Ninety-five million people watched that slow-speed Bronco chase; 150 million were glued to their TVs throughout the “trial of the century.”

But the creative team behind FX’s 10-part series “The People v. O.J. Simpson: American Crime Story” — which has earned rave reviews from critics — is confident they’ve still got surprises in store for viewers.

“Our position with the show was, we were interested in telling you things you didn’t know,” executive producer Ryan Murphy tells Variety ahead of the Feb. 2 series premiere. “Because we all know that case has been such a part of the culture and has been for so long.”

“I thought I knew everything about it — I was so into it,” he adds. “But when I read the first two scripts, there was so much that I didn’t know at all.”

The series, which is based on Jeffrey Toobin’s book “The Run of His Life: The People V. O. J. Simpson,” was adapted by screenwriters Scott Alexander and Larry Karaszewski, who mined the bestseller for telling details. Among the revelations that surprised them: Defense attorney Johnnie Cochran (who’s played in the series by Courtney B. Vance) was allowed to redecorate O.J. Simpson’s house ahead of the visit by the jury, replacing naked photos of his girlfriend Paula Barbieri with African art.
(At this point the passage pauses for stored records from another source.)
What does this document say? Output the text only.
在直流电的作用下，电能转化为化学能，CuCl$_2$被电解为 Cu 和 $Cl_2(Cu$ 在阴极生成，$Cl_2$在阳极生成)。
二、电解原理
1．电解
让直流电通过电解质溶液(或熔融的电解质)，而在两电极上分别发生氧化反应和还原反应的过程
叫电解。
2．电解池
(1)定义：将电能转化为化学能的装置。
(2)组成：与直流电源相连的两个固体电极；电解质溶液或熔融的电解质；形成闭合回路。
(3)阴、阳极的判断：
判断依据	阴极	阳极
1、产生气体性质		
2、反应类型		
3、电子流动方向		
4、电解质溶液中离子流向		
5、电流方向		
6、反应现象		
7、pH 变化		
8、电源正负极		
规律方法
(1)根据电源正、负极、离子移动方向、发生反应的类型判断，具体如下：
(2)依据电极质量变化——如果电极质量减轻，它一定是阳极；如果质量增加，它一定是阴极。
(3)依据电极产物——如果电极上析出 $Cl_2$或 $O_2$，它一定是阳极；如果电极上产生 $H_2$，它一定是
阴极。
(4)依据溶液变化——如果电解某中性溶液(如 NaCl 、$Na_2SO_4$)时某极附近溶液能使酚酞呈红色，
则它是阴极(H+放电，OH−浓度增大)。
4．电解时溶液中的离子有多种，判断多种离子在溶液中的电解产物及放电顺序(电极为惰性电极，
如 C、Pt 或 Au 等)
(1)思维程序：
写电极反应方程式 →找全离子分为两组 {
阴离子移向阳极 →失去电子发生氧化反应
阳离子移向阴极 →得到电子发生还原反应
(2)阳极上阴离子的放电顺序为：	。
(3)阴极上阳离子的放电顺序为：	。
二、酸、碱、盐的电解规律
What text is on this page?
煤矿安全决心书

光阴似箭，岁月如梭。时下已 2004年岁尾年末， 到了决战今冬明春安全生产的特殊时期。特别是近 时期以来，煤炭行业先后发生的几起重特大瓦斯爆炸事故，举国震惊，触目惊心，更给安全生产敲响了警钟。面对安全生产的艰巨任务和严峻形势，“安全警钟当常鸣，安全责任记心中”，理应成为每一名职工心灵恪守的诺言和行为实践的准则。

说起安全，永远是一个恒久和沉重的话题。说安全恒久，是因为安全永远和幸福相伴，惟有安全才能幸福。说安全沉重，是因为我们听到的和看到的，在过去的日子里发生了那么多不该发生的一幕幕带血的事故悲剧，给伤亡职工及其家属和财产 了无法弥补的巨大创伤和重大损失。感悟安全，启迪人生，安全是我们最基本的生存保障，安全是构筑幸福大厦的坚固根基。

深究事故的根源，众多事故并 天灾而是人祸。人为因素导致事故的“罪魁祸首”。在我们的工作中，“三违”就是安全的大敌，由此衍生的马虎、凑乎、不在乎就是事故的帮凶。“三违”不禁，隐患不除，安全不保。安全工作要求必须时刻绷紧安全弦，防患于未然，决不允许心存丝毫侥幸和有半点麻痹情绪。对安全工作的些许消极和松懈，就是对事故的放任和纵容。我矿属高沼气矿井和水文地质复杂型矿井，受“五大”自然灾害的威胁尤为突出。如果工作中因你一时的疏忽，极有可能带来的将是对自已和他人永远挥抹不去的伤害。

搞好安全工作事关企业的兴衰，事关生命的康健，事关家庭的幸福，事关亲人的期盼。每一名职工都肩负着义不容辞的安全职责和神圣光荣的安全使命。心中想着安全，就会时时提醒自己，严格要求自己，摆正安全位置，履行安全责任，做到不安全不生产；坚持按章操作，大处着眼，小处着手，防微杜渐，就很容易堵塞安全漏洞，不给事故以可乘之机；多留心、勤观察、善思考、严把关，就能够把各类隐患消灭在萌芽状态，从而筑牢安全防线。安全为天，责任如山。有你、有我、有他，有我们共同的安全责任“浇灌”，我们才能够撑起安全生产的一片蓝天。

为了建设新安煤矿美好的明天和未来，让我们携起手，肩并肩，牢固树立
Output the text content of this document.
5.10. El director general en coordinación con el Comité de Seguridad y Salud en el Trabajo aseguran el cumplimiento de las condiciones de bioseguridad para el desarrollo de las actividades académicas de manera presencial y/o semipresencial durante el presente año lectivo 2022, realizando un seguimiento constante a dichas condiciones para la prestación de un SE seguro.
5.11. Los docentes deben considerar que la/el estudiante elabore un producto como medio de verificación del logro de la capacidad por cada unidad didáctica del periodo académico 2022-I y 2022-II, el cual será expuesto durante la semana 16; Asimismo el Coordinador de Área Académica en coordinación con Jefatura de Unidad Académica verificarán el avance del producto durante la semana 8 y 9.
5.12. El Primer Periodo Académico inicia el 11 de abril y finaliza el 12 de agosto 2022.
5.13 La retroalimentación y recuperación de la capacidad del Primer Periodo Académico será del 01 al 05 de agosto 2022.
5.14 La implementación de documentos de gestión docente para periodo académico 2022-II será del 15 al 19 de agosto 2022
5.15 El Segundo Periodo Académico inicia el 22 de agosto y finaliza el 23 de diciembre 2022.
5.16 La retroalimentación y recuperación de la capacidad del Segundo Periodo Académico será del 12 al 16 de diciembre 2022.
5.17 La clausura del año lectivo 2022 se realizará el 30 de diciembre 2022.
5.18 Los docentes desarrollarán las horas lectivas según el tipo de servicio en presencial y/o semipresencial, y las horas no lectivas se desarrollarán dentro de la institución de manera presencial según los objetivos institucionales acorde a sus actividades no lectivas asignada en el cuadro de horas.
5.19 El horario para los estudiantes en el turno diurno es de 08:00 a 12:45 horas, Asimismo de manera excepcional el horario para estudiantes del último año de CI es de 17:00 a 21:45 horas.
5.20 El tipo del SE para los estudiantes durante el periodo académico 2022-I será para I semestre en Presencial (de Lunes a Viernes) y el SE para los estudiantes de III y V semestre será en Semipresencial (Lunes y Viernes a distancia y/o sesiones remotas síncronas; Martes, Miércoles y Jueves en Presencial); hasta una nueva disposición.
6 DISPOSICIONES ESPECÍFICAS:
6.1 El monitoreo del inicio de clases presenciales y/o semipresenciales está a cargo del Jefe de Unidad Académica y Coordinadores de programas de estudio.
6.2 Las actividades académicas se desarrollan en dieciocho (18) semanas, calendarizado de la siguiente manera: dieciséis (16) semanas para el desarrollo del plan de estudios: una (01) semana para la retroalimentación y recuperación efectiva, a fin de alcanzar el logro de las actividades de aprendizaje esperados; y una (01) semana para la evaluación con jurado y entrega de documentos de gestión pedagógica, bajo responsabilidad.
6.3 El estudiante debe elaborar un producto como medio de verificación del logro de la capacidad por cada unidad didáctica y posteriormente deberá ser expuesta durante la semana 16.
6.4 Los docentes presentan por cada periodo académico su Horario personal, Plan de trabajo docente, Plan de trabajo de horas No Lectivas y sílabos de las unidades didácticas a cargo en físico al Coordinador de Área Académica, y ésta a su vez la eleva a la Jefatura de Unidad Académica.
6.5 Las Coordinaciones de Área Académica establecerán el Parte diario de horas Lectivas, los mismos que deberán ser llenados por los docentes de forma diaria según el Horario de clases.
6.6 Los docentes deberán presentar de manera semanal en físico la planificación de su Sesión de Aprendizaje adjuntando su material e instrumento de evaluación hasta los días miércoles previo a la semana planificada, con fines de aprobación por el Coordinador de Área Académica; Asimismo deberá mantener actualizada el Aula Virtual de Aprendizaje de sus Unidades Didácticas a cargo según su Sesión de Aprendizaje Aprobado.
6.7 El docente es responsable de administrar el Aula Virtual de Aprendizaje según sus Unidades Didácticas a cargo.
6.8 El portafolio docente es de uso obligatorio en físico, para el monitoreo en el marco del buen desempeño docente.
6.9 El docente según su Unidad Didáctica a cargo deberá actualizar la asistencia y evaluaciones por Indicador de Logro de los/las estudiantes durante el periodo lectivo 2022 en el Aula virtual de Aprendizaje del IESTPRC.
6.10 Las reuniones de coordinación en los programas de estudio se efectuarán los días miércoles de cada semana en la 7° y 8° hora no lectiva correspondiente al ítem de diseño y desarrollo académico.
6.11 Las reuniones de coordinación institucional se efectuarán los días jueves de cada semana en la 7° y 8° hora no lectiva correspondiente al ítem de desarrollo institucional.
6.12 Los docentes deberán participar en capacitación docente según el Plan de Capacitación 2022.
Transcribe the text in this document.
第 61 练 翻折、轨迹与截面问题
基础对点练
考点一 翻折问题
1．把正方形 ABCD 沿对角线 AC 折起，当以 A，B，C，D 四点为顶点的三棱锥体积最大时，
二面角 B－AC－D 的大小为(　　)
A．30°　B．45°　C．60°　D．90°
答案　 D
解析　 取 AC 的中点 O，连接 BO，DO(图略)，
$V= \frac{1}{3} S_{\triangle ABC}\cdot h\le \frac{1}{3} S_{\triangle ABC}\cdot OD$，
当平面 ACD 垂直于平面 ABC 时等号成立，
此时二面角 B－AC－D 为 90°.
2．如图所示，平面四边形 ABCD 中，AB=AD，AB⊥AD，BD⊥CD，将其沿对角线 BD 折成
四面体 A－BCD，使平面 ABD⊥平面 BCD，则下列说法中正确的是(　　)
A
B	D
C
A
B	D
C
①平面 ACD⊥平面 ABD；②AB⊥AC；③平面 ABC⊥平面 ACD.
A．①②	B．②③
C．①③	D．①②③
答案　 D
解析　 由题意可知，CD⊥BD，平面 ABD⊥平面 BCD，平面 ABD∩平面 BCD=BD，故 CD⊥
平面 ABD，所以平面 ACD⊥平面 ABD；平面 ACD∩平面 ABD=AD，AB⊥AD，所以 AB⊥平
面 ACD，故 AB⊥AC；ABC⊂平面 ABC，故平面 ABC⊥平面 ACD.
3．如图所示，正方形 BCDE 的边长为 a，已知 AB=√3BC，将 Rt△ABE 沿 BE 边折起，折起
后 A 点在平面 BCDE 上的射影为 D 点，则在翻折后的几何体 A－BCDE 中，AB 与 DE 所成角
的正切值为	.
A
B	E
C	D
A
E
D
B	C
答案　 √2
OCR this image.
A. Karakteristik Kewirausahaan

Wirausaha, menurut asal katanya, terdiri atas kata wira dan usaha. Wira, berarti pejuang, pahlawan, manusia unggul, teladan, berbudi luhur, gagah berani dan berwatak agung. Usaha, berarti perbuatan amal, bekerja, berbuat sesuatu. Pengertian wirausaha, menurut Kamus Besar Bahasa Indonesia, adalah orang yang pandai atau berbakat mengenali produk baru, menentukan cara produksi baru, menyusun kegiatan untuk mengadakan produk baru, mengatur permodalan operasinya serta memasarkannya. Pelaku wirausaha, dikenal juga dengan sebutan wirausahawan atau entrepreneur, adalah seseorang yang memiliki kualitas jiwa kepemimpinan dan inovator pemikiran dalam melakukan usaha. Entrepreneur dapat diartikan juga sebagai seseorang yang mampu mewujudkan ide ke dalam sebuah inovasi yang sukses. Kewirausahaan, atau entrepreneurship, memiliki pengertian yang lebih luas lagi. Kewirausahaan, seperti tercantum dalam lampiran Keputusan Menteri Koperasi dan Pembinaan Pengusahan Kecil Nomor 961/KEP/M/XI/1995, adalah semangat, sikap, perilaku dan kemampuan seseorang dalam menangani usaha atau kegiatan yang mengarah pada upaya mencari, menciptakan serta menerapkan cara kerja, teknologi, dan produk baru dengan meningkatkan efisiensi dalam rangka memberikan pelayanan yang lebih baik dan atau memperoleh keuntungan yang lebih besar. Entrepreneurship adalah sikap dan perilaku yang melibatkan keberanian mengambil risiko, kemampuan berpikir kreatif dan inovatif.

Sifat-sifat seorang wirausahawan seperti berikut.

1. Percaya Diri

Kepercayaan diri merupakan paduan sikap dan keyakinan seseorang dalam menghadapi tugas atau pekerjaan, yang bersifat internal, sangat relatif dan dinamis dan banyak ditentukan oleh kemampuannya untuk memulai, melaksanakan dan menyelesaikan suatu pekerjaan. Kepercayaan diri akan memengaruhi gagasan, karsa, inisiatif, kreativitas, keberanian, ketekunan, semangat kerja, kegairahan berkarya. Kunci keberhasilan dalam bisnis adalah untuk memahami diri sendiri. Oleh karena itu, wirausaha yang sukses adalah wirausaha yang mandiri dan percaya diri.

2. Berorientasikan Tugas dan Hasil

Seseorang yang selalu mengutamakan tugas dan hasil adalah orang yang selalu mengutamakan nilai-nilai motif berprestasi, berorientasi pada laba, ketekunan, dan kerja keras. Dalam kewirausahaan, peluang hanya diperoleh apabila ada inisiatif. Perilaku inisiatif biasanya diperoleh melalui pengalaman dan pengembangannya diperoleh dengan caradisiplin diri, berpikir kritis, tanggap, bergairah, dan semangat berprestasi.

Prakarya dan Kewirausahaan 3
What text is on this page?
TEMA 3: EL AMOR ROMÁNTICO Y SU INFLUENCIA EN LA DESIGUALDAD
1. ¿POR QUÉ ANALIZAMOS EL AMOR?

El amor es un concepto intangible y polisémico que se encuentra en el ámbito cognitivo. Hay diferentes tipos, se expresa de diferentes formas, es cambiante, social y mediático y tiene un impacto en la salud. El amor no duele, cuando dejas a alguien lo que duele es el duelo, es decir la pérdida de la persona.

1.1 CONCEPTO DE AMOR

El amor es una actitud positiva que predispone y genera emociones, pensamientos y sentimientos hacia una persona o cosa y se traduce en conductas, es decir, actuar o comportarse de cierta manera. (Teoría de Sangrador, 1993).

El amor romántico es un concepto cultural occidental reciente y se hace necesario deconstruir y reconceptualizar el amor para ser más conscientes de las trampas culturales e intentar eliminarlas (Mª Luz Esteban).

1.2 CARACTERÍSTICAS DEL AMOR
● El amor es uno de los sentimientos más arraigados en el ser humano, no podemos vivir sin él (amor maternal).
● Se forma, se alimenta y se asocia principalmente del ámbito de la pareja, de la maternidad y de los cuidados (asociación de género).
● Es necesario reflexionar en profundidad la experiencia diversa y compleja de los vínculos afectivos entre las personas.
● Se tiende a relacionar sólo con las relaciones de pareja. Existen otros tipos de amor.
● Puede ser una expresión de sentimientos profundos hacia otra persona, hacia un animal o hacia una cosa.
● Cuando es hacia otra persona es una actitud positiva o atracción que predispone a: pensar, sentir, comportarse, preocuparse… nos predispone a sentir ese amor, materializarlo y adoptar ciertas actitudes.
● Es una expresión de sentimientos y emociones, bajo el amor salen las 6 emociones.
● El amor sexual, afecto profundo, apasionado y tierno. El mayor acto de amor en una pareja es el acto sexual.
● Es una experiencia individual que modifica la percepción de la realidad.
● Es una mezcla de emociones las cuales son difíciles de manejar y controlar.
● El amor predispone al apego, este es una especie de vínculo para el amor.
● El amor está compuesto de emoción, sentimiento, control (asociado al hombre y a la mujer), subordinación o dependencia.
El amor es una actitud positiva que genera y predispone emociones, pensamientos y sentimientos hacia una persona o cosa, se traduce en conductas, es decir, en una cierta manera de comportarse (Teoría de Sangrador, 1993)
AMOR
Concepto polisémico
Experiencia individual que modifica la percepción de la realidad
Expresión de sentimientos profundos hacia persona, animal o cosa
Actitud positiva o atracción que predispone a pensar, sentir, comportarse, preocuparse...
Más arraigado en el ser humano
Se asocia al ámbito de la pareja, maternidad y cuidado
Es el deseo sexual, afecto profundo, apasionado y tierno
For Murphy, the project echoed his HBO film “A Normal Heart” in the challenge to get it right. “These were all real people,” he says. “I wanted to make sure we did our best with being true to history. I was nervous about the historical accuracy, but I think we got it right.” The project was heavily vetted by the network’s legal team, he told reporters at the recent TV Critics Assn. press tour, with every line reviewed by at least five lawyers.

The project had a circuitous route to the screen: executive producer Brad Simpson found the Toobin book in a used book store. “It wasn’t until we made our deal with FX and knew they wanted to be in the limited series business that Brad conjured up the book and said, what about this?,” says his producing partner, Nina Jacobson. “And so what had been just a great read a couple of years earlier suddenly became a very active pursuit for the company.” They lined up the screenwriters, and their compelling scripts caught Murphy’s attention. From there, it was just a matter of lining up the cast — a dream team in and of itself. (Among the cast: Cuba Gooding Jr., Sarah Paulson, Nathan Lane, David Schwimmer, Malcolm-Jamal Warner and more.)

Those scripts were key to landing John Travolta to play lead attorney Robert Shapiro. “I was flattered, Ryan’s at the top of his game,” he said. “But I what I wanted to investigate was, was this a guilty pleasure or was this a serious project? When I realized the quality of writing was hitting relevance that still existed, then it started to hit home.” Travolta asked for, and was granted, a producer credit to protect his role, but never had to invoke its power.

Twenty years may have passed since the verdict, but the themes are still relevant today. All involved point to the cases of police brutality that have dominated headlines. “To me, it doesn’t feel like a period piece, it feels very modern,” says Murphy. “Toobin’s theory was the verdict is all about race. That’s happening all over the country still.”

Echoes Brad Simpson, “If you are white or you are black you have a very different experience with and view of the criminal justice system. At the time it was hard to contextualize and see that. Jeffrey Toobin’s book sees that.”

The case is also “about the birth of the 24 hour news cycle, the birth of the celebrity obsession,” says Murphy. “As we were making it and events like Ferguson were happening, you saw the things we were struggling with in 1994, 1995, we’re still struggling with. We haven’t figured them out.”

Toobin couldn’t be more pleased with the final product. “One of the things I love about this series is that it captures the complexity of the case,” he says. “I love Courtney’s portrayal of Johnnie Cochran, because Johnnie was someone who was very serious about civil rights but who also badly wanted to win. Those two feelings can sometimes be in tension.”

Expanding Cochran’s role was a note that FX CEO John Landgraf gave to the producing team. “If you’re tracking the narrative of the trial, he’s a later addition on the dream team,” says Jacobson. “But it’s a TV series in which he’s one of the key protagonists with the most compelling journeys.” Landgraf pushed them to find ways to integrate him from episode one, to show off the lawyer’s work on police brutality.

“People say it and it’s true: The Bronco chase brought us together as a country because we all watched it together, and the verdict of that case in many ways split the country apart,” Murphy says. “The thing that I hope that people get from watching it is that they see a new side to these people they think they know. I hope that they really can understand how the jury came to that verdict. By the end, love it or hate it, agree or disagree, you really understand how that verdict was reached.”

“The People v. O.J. Simpson: American Crime Story” premieres Tuesday, Feb. 2 at 10 p.m. on FX.